# Oh, Lebron...



## LebronTheBetta (Apr 23, 2012)

On March 23, 2012, I bought a betta. He was a red with silver iridescence, a multicolor really. I loved him so much. We went through so much together. A bout of fin rot, columnaris, and finally what killed him, dropsy. 

It was a hard day for me on June 22, 2013. I had to euthanize my betta. I don't know how he got dropsy, he just developed it. I remember I always talked to him after school, even though he didn't reply. Just before he got dropsy, my sorority died off, my precious mouse Trix died, and my dog in my other house died as well. I don't know why this happened. To me, and especially... To them. Lebron meant so much to me, but he's in the waters of the rainbow bridge now.

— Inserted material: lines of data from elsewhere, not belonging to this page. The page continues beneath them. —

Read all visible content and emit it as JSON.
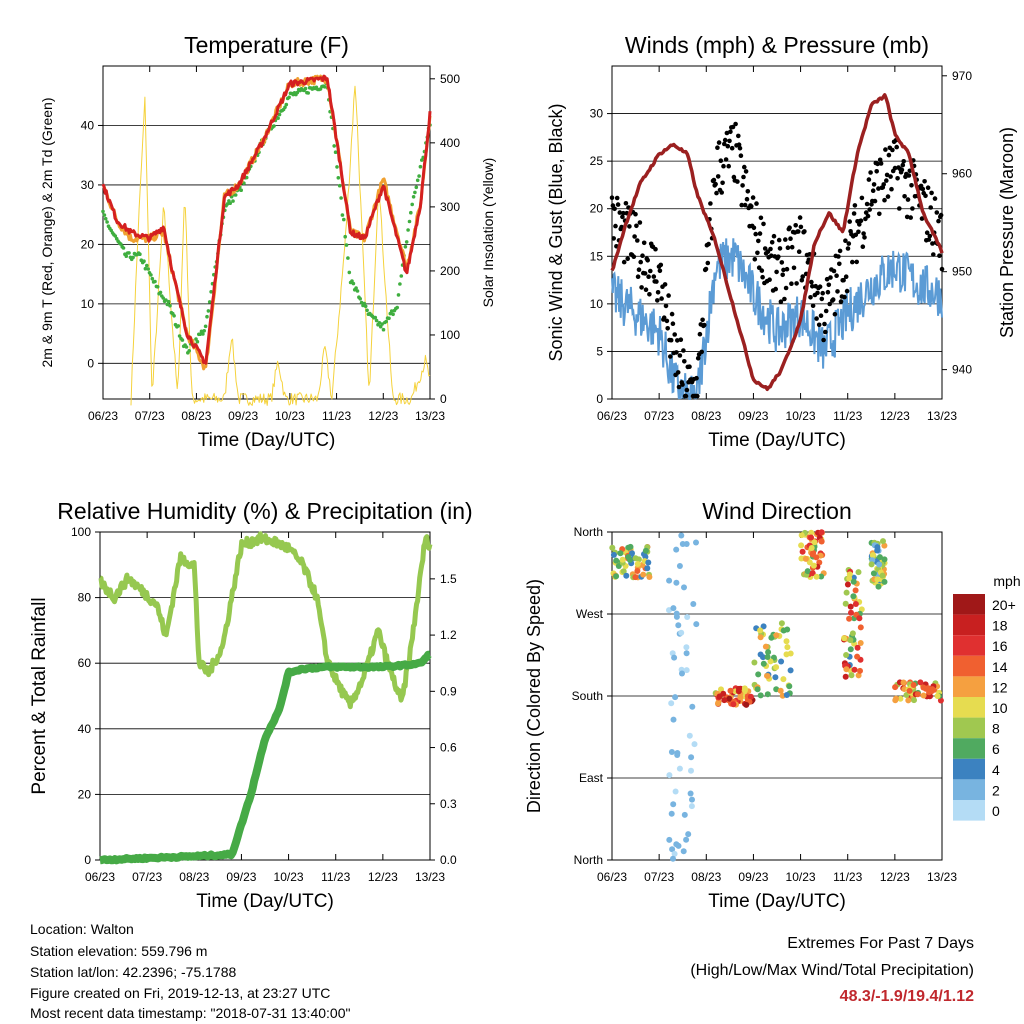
{
  "chart_data": [
    {
      "type": "line",
      "title": "Temperature (F)",
      "xlabel": "Time (Day/UTC)",
      "ylabel": "2m & 9m T (Red, Orange) & 2m Td (Green)",
      "y2label": "Solar Insolation (Yellow)",
      "x_ticks": [
        "06/23",
        "07/23",
        "08/23",
        "09/23",
        "10/23",
        "11/23",
        "12/23",
        "13/23"
      ],
      "ylim": [
        -6,
        50
      ],
      "y_ticks": [
        0,
        10,
        20,
        30,
        40
      ],
      "y2lim": [
        0,
        520
      ],
      "y2_ticks": [
        0,
        100,
        200,
        300,
        400,
        500
      ],
      "grid": true,
      "colors": {
        "t2m": "#d42020",
        "t9m": "#f0a030",
        "td2m": "#3fae3f",
        "solar": "#f5d23c"
      },
      "series": [
        {
          "axis": "left",
          "x": [
            0,
            0.3,
            0.6,
            1.0,
            1.3,
            1.5,
            1.8,
            2.2,
            2.6,
            2.9,
            3.4,
            4.0,
            4.8,
            5.3,
            5.6,
            6.0,
            6.5,
            6.8,
            7.0
          ],
          "values": [
            30,
            24,
            22,
            21,
            23,
            15,
            5,
            0,
            28,
            30,
            37,
            47,
            48,
            22,
            21,
            30,
            15,
            27,
            42
          ]
        },
        {
          "axis": "left",
          "x": [
            0,
            0.3,
            0.6,
            1.0,
            1.3,
            1.5,
            1.8,
            2.2,
            2.6,
            2.9,
            3.4,
            4.0,
            4.8,
            5.3,
            5.6,
            6.0,
            6.5,
            6.8,
            7.0
          ],
          "values": [
            30,
            24,
            21,
            21,
            22,
            15,
            5,
            -1,
            28,
            30,
            37,
            47,
            48,
            22,
            21,
            31,
            16,
            27,
            42
          ]
        },
        {
          "axis": "left",
          "x": [
            0,
            0.2,
            0.5,
            0.8,
            1.2,
            1.4,
            1.8,
            2.2,
            2.6,
            3.0,
            3.4,
            4.0,
            4.8,
            5.3,
            5.7,
            6.0,
            6.3,
            6.6,
            7.0
          ],
          "values": [
            25,
            22,
            18,
            18,
            12,
            10,
            2,
            6,
            26,
            30,
            37,
            45,
            47,
            14,
            8,
            6,
            10,
            26,
            40
          ]
        },
        {
          "axis": "right",
          "x": [
            0.6,
            0.75,
            0.9,
            1.05,
            1.3,
            1.6,
            1.75,
            1.9,
            2.6,
            2.75,
            2.9,
            3.6,
            3.75,
            3.9,
            4.6,
            4.75,
            4.9,
            5.2,
            5.4,
            5.7,
            5.9,
            6.2,
            6.6,
            6.9,
            7.0
          ],
          "values": [
            0,
            260,
            470,
            0,
            300,
            0,
            330,
            0,
            0,
            100,
            0,
            0,
            60,
            0,
            0,
            80,
            0,
            260,
            500,
            0,
            340,
            0,
            0,
            60,
            30
          ]
        }
      ]
    },
    {
      "type": "line",
      "title": "Winds (mph) & Pressure (mb)",
      "xlabel": "Time (Day/UTC)",
      "ylabel": "Sonic Wind & Gust (Blue, Black)",
      "y2label": "Station Pressure (Maroon)",
      "x_ticks": [
        "06/23",
        "07/23",
        "08/23",
        "09/23",
        "10/23",
        "11/23",
        "12/23",
        "13/23"
      ],
      "ylim": [
        0,
        35
      ],
      "y_ticks": [
        0,
        5,
        10,
        15,
        20,
        25,
        30
      ],
      "y2lim": [
        937,
        971
      ],
      "y2_ticks": [
        940,
        950,
        960,
        970
      ],
      "grid": true,
      "colors": {
        "wind": "#5b9bd5",
        "gust": "#000000",
        "pressure": "#9b2020"
      },
      "series": [
        {
          "axis": "left",
          "x": [
            0,
            0.5,
            1.0,
            1.3,
            1.6,
            1.8,
            2.2,
            2.6,
            3.0,
            3.5,
            4.0,
            4.5,
            5.0,
            5.5,
            6.0,
            6.5,
            7.0
          ],
          "values": [
            11,
            9,
            7,
            2,
            0,
            0,
            14,
            15,
            11,
            7,
            9,
            5,
            9,
            12,
            14,
            12,
            11
          ]
        },
        {
          "axis": "left",
          "x": [
            0,
            0.5,
            1.0,
            1.3,
            1.6,
            1.8,
            2.2,
            2.6,
            3.0,
            3.5,
            4.0,
            4.5,
            5.0,
            5.5,
            6.0,
            6.5,
            7.0
          ],
          "values": [
            19,
            16,
            13,
            5,
            1,
            1,
            24,
            26,
            18,
            13,
            16,
            9,
            15,
            22,
            24,
            21,
            17
          ]
        },
        {
          "axis": "right",
          "x": [
            0,
            0.3,
            0.6,
            1.0,
            1.3,
            1.6,
            1.8,
            2.2,
            2.6,
            3.0,
            3.3,
            3.6,
            4.0,
            4.3,
            4.6,
            4.9,
            5.2,
            5.5,
            5.8,
            6.0,
            6.3,
            6.6,
            7.0
          ],
          "values": [
            950,
            955,
            959,
            962,
            963,
            962,
            958,
            953,
            946,
            939,
            938,
            940,
            945,
            953,
            956,
            954,
            962,
            967,
            968,
            964,
            962,
            956,
            952
          ]
        }
      ]
    },
    {
      "type": "line",
      "title": "Relative Humidity (%) & Precipitation (in)",
      "xlabel": "Time (Day/UTC)",
      "ylabel": "Percent & Total Rainfall",
      "x_ticks": [
        "06/23",
        "07/23",
        "08/23",
        "09/23",
        "10/23",
        "11/23",
        "12/23",
        "13/23"
      ],
      "ylim": [
        0,
        100
      ],
      "y_ticks": [
        0,
        20,
        40,
        60,
        80,
        100
      ],
      "y2lim": [
        0,
        1.75
      ],
      "y2_ticks": [
        "0.0",
        "0.3",
        "0.6",
        "0.9",
        "1.2",
        "1.5"
      ],
      "grid": true,
      "colors": {
        "rh": "#96c850",
        "precip": "#46aa46"
      },
      "series": [
        {
          "axis": "left",
          "x": [
            0,
            0.3,
            0.6,
            0.9,
            1.2,
            1.4,
            1.7,
            2.0,
            2.1,
            2.3,
            2.6,
            3.0,
            3.4,
            3.7,
            4.0,
            4.3,
            4.6,
            4.8,
            5.0,
            5.3,
            5.6,
            5.9,
            6.1,
            6.4,
            6.6,
            6.9,
            7.0
          ],
          "values": [
            85,
            80,
            86,
            82,
            78,
            68,
            92,
            90,
            60,
            57,
            65,
            96,
            98,
            97,
            95,
            90,
            80,
            62,
            55,
            47,
            56,
            70,
            60,
            48,
            65,
            98,
            96
          ]
        },
        {
          "axis": "right",
          "x": [
            0,
            1.0,
            2.0,
            2.8,
            3.2,
            3.5,
            3.8,
            4.0,
            4.3,
            4.8,
            5.5,
            6.0,
            6.5,
            6.8,
            7.0
          ],
          "values": [
            0.0,
            0.01,
            0.02,
            0.03,
            0.35,
            0.65,
            0.8,
            1.0,
            1.02,
            1.03,
            1.03,
            1.03,
            1.04,
            1.05,
            1.1
          ]
        }
      ]
    },
    {
      "type": "scatter",
      "title": "Wind Direction",
      "xlabel": "Time (Day/UTC)",
      "ylabel": "Direction (Colored By Speed)",
      "x_ticks": [
        "06/23",
        "07/23",
        "08/23",
        "09/23",
        "10/23",
        "11/23",
        "12/23",
        "13/23"
      ],
      "y_categories": [
        "North",
        "East",
        "South",
        "West",
        "North"
      ],
      "ylim": [
        0,
        360
      ],
      "legend_title": "mph",
      "legend_labels": [
        "20+",
        "18",
        "16",
        "14",
        "12",
        "10",
        "8",
        "6",
        "4",
        "2",
        "0"
      ],
      "legend_colors": [
        "#a01818",
        "#c82020",
        "#e03030",
        "#f06030",
        "#f5a040",
        "#e6dc50",
        "#a0c850",
        "#50aa60",
        "#3c82c0",
        "#78b4e0",
        "#b4dcf5"
      ],
      "grid": true,
      "clusters": [
        {
          "x": [
            0.0,
            0.8
          ],
          "dir": [
            310,
            345
          ],
          "speed": [
            3,
            14
          ]
        },
        {
          "x": [
            1.2,
            1.8
          ],
          "dir": [
            0,
            360
          ],
          "speed": [
            0,
            3
          ]
        },
        {
          "x": [
            2.2,
            3.0
          ],
          "dir": [
            170,
            190
          ],
          "speed": [
            8,
            20
          ]
        },
        {
          "x": [
            3.0,
            3.8
          ],
          "dir": [
            180,
            260
          ],
          "speed": [
            4,
            12
          ]
        },
        {
          "x": [
            4.0,
            4.5
          ],
          "dir": [
            310,
            360
          ],
          "speed": [
            6,
            18
          ]
        },
        {
          "x": [
            4.9,
            5.3
          ],
          "dir": [
            200,
            320
          ],
          "speed": [
            4,
            18
          ]
        },
        {
          "x": [
            5.5,
            5.8
          ],
          "dir": [
            300,
            350
          ],
          "speed": [
            2,
            12
          ]
        },
        {
          "x": [
            6.0,
            7.0
          ],
          "dir": [
            175,
            195
          ],
          "speed": [
            6,
            18
          ]
        }
      ]
    }
  ],
  "info": {
    "location": "Location: Walton",
    "elevation": "Station elevation: 559.796 m",
    "latlon": "Station lat/lon: 42.2396; -75.1788",
    "created": "Figure created on Fri, 2019-12-13, at 23:27 UTC",
    "recent": "Most recent data timestamp: \"2018-07-31 13:40:00\""
  },
  "extremes": {
    "title": "Extremes For Past 7 Days",
    "subtitle": "(High/Low/Max Wind/Total Precipitation)",
    "values": "48.3/-1.9/19.4/1.12",
    "value_color": "#c0282d"
  }
}
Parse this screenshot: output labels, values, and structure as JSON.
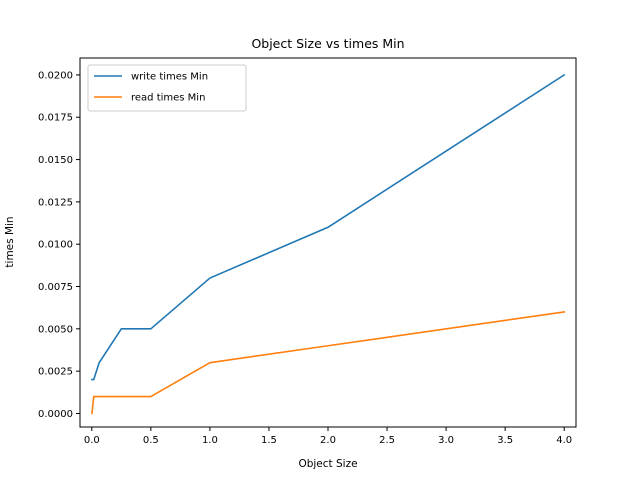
{
  "chart_data": {
    "type": "line",
    "title": "Object Size vs times Min",
    "xlabel": "Object Size",
    "ylabel": "times Min",
    "xlim": [
      -0.1,
      4.1
    ],
    "ylim": [
      -0.0008,
      0.021
    ],
    "xticks": [
      0.0,
      0.5,
      1.0,
      1.5,
      2.0,
      2.5,
      3.0,
      3.5,
      4.0
    ],
    "xtick_labels": [
      "0.0",
      "0.5",
      "1.0",
      "1.5",
      "2.0",
      "2.5",
      "3.0",
      "3.5",
      "4.0"
    ],
    "yticks": [
      0.0,
      0.0025,
      0.005,
      0.0075,
      0.01,
      0.0125,
      0.015,
      0.0175,
      0.02
    ],
    "ytick_labels": [
      "0.0000",
      "0.0025",
      "0.0050",
      "0.0075",
      "0.0100",
      "0.0125",
      "0.0150",
      "0.0175",
      "0.0200"
    ],
    "grid": false,
    "legend_position": "top-left",
    "series": [
      {
        "name": "write times Min",
        "color": "#1f77b4",
        "x": [
          0.001,
          0.016,
          0.0625,
          0.25,
          0.5,
          1.0,
          2.0,
          4.0
        ],
        "y": [
          0.002,
          0.002,
          0.003,
          0.005,
          0.005,
          0.008,
          0.011,
          0.02
        ]
      },
      {
        "name": "read times Min",
        "color": "#ff7f0e",
        "x": [
          0.001,
          0.016,
          0.0625,
          0.25,
          0.5,
          1.0,
          2.0,
          4.0
        ],
        "y": [
          0.0,
          0.001,
          0.001,
          0.001,
          0.001,
          0.003,
          0.004,
          0.006
        ]
      }
    ]
  }
}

S.I.P. My pet. My friend. My family member. I know I'll see you again.


----------



## Fenghuang (Dec 28, 2012)

I am sorry for your loss. SIP Lebron.


----------



## Skyewillow (Dec 28, 2012)

SIP Lebron. -hug-


----------



## LebronTheBetta (Apr 23, 2012)

Thanks Skye & Feng. :')

-hug- back.


----------



## ismintis (Jun 23, 2013)

I'm so sorry for your losses, may they all rest/swim in peace at rainbow bridge <3


----------



## LebronTheBetta (Apr 23, 2012)

Thank you.


----------



## lillyandquigly (Nov 24, 2011)

I'm so sorry LTB! I hope he has plenty of delicious treats in fishy heaven! My Fhil died from dropsy to, it's so hard watching that happen to them. I'm so sorry -hugs-


----------



## xShainax (Feb 11, 2012)

This made me tear up. SIP Lebron.


----------



## LebronTheBetta (Apr 23, 2012)

Thanks, Lilly and Shaina. :') 
He'll be happier there, I know it. More to see, and a bigger place to swim in.


----------



## LittleBlueFishlets (Nov 10, 2012)

I am so sorry for all your losses.... SIP Lebron. :-(


----------



## LebronTheBetta (Apr 23, 2012)

Thank you, LittleBlue.


----------



## Saphira101 (Nov 14, 2012)

I'm so sorry! :'( I have lost several fish to dropsy. It's really just horrible. 

Swim in Peace, Lebron.


----------



## registereduser (Jul 30, 2010)

LeBron! The most awesome name for a betta! I'm glad it's your user name as well, I smile every time I see it. RIP


----------



## LebronTheBetta (Apr 23, 2012)

Thanks, Saphira & Registered. 
I will honor my username, then. Can't change it, anyways. hehe :'D


----------



## ladybuglil123 (Jun 19, 2013)

Sorry for your loss. Going around paying my respects for the loss but never forgotten. S.I.P. Lebron. S.I.P.


----------



## LebronTheBetta (Apr 23, 2012)

Thank you, ladybug. :'D


----------



## countyrd419 (Apr 6, 2013)

So sorry for your loss.:-( Just cherish those happy memories.


----------



## LebronTheBetta (Apr 23, 2012)

Thank you, countryrd. :')


----------



## Rachelk98 (Jun 11, 2012)

I Lost My Swimmy! A Friend Of Mine Told Me She Put Hers Out Of His Misery! (put Down) By Taking Him Out Of The Water. Is That Bad? But Their Not Suffering Nomore! 
SIP Swimmy and Mac


----------



## LebronTheBetta (Apr 23, 2012)

Sorry about Swimmy.

And no, that seems to be the most inhumane way for him to die. He was basically being dried to death; that is just.. Ugh. It doesn't matter if he's not suffering anymore, he was already suffering the most when he was being dried alive. Sorry about her fish, but that is just one of the worst ways to die.


----------



## sassyfriend (Jun 27, 2013)

I am so sorry


----------



## dramaqueen (Jul 7, 2008)

I just now saw this! I'm so sorry for your loss. *hugs*


----------



## LebronTheBetta (Apr 23, 2012)

Thank you Sassy and DQ. He is still missed, even though I have Breme now to love. :'D


----------



## VTheQueen (Jul 18, 2013)

SIP Lebron... Remember, he's in and swimming under the rainbow bridge :] I could tell he was probably a very well cared for betta, but you also have to remember, none of those deaths were your fault! If you ever need someone to talk to, you can PM me anytime :]


----------



## LebronTheBetta (Apr 23, 2012)

Thanks, VTheQueen! And I know, he's probably eating larvae with my sorority girls. (':


----------



## sassyfriend (Jun 27, 2013)

All of them are enjoying Heaven now.


----------